«Feine Kunststücke» Thomans Meyer, züri-tip, TA, 18-8-1995
Eine ungewöhnliche Konzertreihe führen die beiden Pianisten Claudia
Rüegg und Tomas Bächli im Kino Morgental durch: Sie stellen Klaviermusik
neben Kurzfilme von Richard Serra und Peter Liechti - ein besonderer «Zeitvertreib».
Hände auf Leinwand und Tasten
Diesmal setzen sie Klaviermusik neben Kurzfilme von Richard Serra und Peter Liechti.
Und auch da geht es wieder um Grenzüberschreitungen, denn diese Filme sind
nicht das, was man sich sonst als Handlungsfilm gewohnt ist, sondern inspirieren
sich eher an bildender Kunst. Serra etwa, 1939 in San Francisco geboren, hat sich
vor allem als Plastiker hervorgetan. 1968 filmte er auch. In seinem Kurzfilm «Hand
Catching Lead» sieht man nur die Hand Serras, die Bleistücke fängt
und verfehlt. Die Dauer von «Hands Tied» ist dadurch bestimmt, wie
lange Serra braucht, um seine mit einem Seil zusammengebundenen Hände aus
dem Knoten zu befreien. «Hand Scraping» ist eine Art Choreographie
für zwei Paar Hände, die damit beschäftigt sind, den Boden sorgfältig
von einem Haufen Stahlspäne zu säubern. Philip Glass hatte da übrigens
seine Hände mit im Spiel.
Kaum fünf Minuten dauern diese Filmstücke jeweils, und auch Peter Liechtis
«Tauwetter» mit dem Künstler Roman Signer ist mit acht Minuten
nur unwesentlich länger. Aber gerade durch diese Knappheit eignen sich diese
Filme dafür, in einen Zusammenhang mit Musik zu treten, sind sie doch selber
musikalisch bestimmt. Eine weitere Beziehung ergibt sich durch die Hände.

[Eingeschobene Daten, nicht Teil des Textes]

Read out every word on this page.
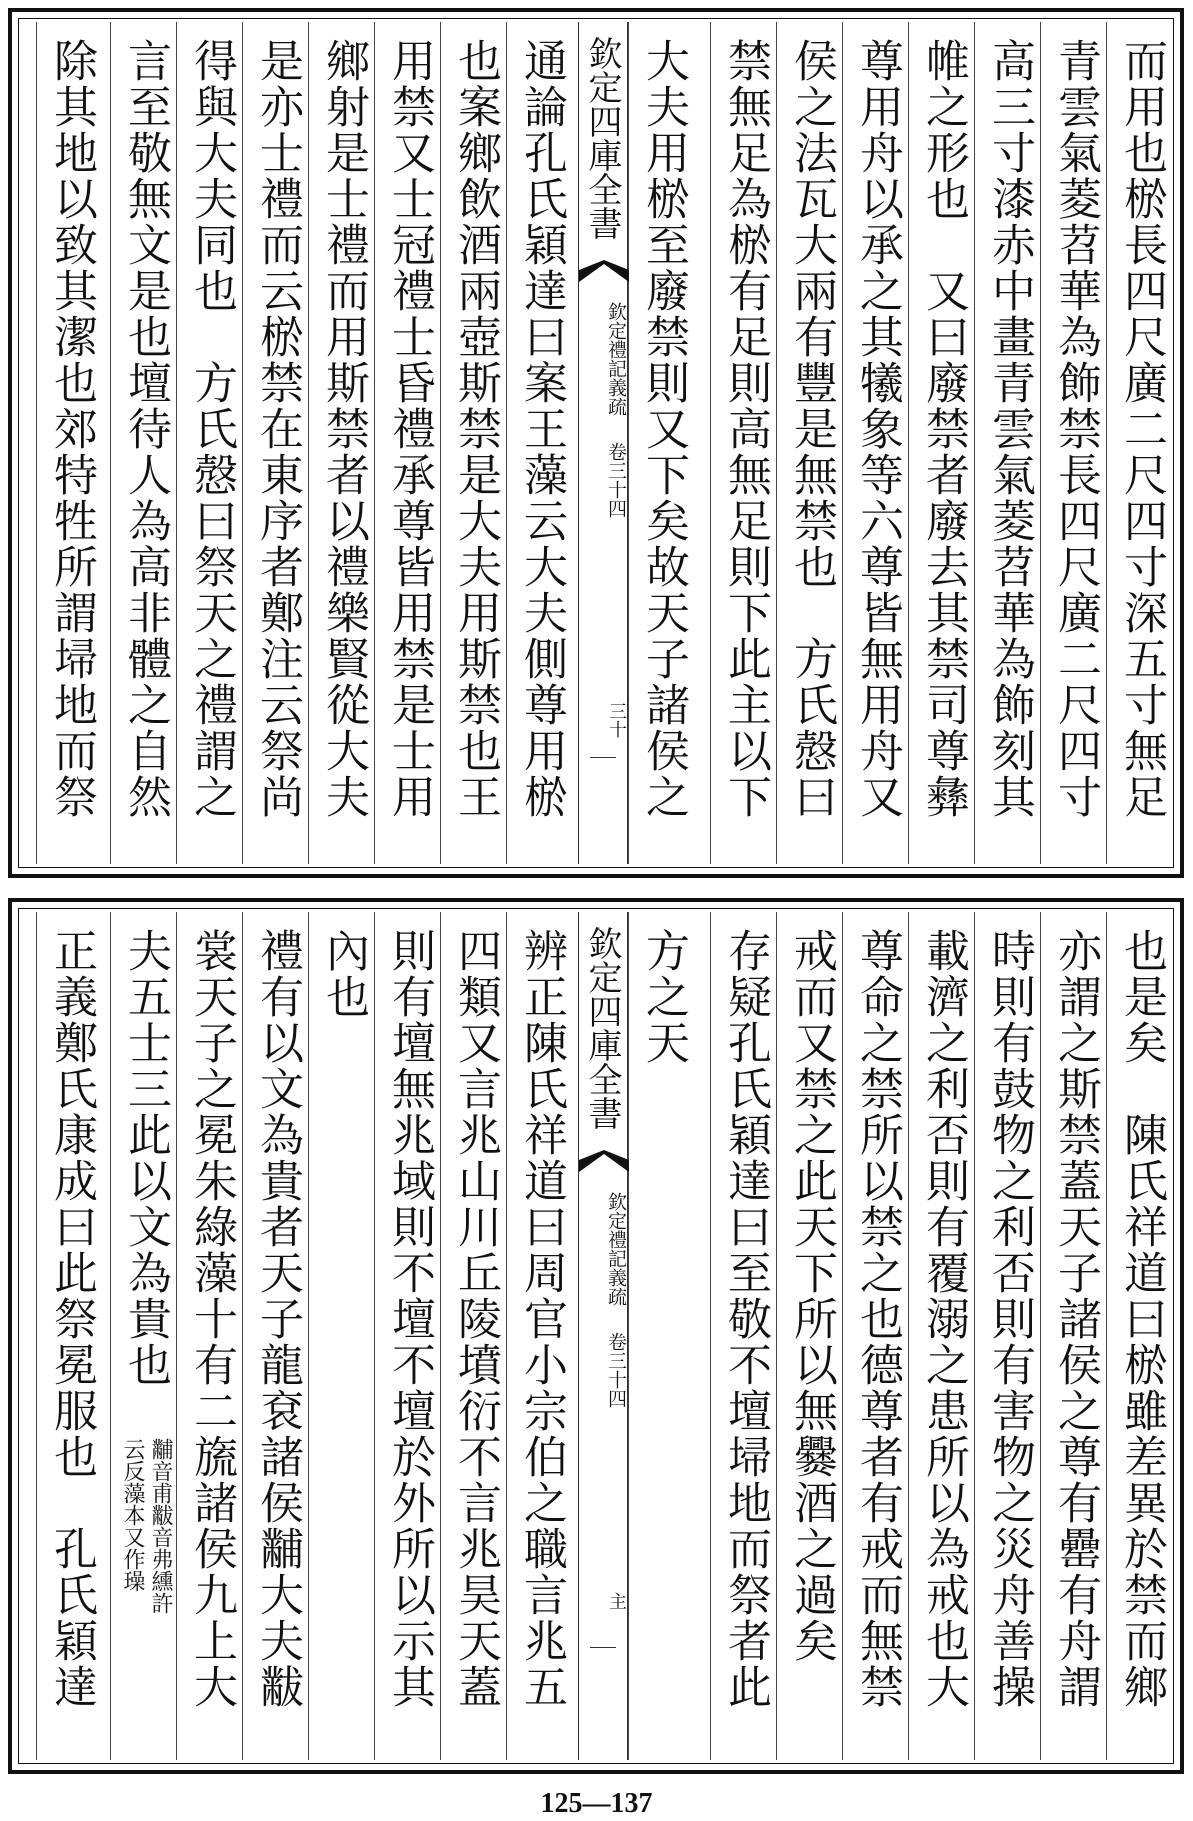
而用也棜長四尺廣二尺四寸深五寸無足
青雲氣菱苕華為飾禁長四尺廣二尺四寸
高三寸漆赤中畫青雲氣菱苕華為飾刻其
帷之形也　又曰廢禁者廢去其禁司尊彝
尊用舟以承之其犧象等六尊皆無用舟又
侯之法瓦大兩有豐是無禁也　方氏慤曰
禁無足為棜有足則高無足則下此主以下
大夫用棜至廢禁則又下矣故天子諸侯之
欽定四庫全書
欽定禮記義疏
卷三十四
三十
通論孔氏穎達曰案王藻云大夫側尊用棜
也案鄉飲酒兩壺斯禁是大夫用斯禁也王
用禁又士冠禮士昏禮承尊皆用禁是士用
鄉射是士禮而用斯禁者以禮樂賢從大夫
是亦士禮而云棜禁在東序者鄭注云祭尚
得與大夫同也　方氏慤曰祭天之禮謂之
言至敬無文是也壇待人為高非體之自然
除其地以致其潔也郊特牲所謂埽地而祭
也是矣　陳氏祥道曰棜雖差異於禁而鄉
亦謂之斯禁蓋天子諸侯之尊有罍有舟謂
時則有鼓物之利否則有害物之災舟善操
載濟之利否則有覆溺之患所以為戒也大
尊命之禁所以禁之也德尊者有戒而無禁
戒而又禁之此天下所以無爨酒之過矣
存疑孔氏穎達曰至敬不壇埽地而祭者此
方之天
欽定四庫全書
欽定禮記義疏
卷三十四
主
辨正陳氏祥道曰周官小宗伯之職言兆五
四類又言兆山川丘陵墳衍不言兆昊天蓋
則有壇無兆域則不壇不壇於外所以示其
內也
禮有以文為貴者天子龍袞諸侯黼大夫黻
裳天子之冕朱綠藻十有二旒諸侯九上大
夫五士三此以文為貴也
黼音甫黻音弗纁許
云反藻本又作璪
正義鄭氏康成曰此祭冕服也　孔氏穎達
125—137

Mit ihren Händen zaubern Claudia Rüegg und Tomas Bächli Klaviermusik
von Johann Sebastian Bach bis Martin Sigrist aus den Tasten. Komponisten wie Mozart
und Beethoven, Steve Reich und Frederic Rzewski, der jüngst erst wiederentdeckte
Erich Itor Kahn sowie der Zürcher Alfred Zimmerlin sind mit von der Partie.

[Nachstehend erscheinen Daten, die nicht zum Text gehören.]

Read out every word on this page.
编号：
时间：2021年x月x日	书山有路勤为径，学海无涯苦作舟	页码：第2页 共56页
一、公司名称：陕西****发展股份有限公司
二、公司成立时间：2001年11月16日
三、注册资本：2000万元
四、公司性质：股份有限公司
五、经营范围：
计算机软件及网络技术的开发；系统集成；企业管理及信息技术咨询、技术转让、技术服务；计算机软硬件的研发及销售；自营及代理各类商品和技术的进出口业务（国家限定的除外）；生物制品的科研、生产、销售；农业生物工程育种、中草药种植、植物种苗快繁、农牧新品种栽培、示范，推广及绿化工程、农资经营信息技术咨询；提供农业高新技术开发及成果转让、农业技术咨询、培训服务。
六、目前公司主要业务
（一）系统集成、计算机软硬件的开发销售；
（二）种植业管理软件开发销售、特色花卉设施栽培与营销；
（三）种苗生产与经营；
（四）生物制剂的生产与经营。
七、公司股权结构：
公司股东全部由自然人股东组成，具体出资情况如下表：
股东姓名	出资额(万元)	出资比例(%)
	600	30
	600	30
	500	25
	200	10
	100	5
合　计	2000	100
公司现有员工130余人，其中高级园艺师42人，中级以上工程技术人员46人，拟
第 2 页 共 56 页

Die Programme wechseln täglich.
So werden sich spannende, unerwartete Abläufe ergeben, die Augen und Ohren
gleichermassen und wechselweise ansprechen ein «Zeitvertreib», so
der Titel der Veranstaltung besonderer Art. Denn die ausgewählten Kurzfilme
zeigen und sind Zeitvertreibe, freilich nicht in einem oberflächlichen Sinn,
sondern indem Zeit erfahrbar und greifbar gestaltet wird. Das tut auch Musik unablässig.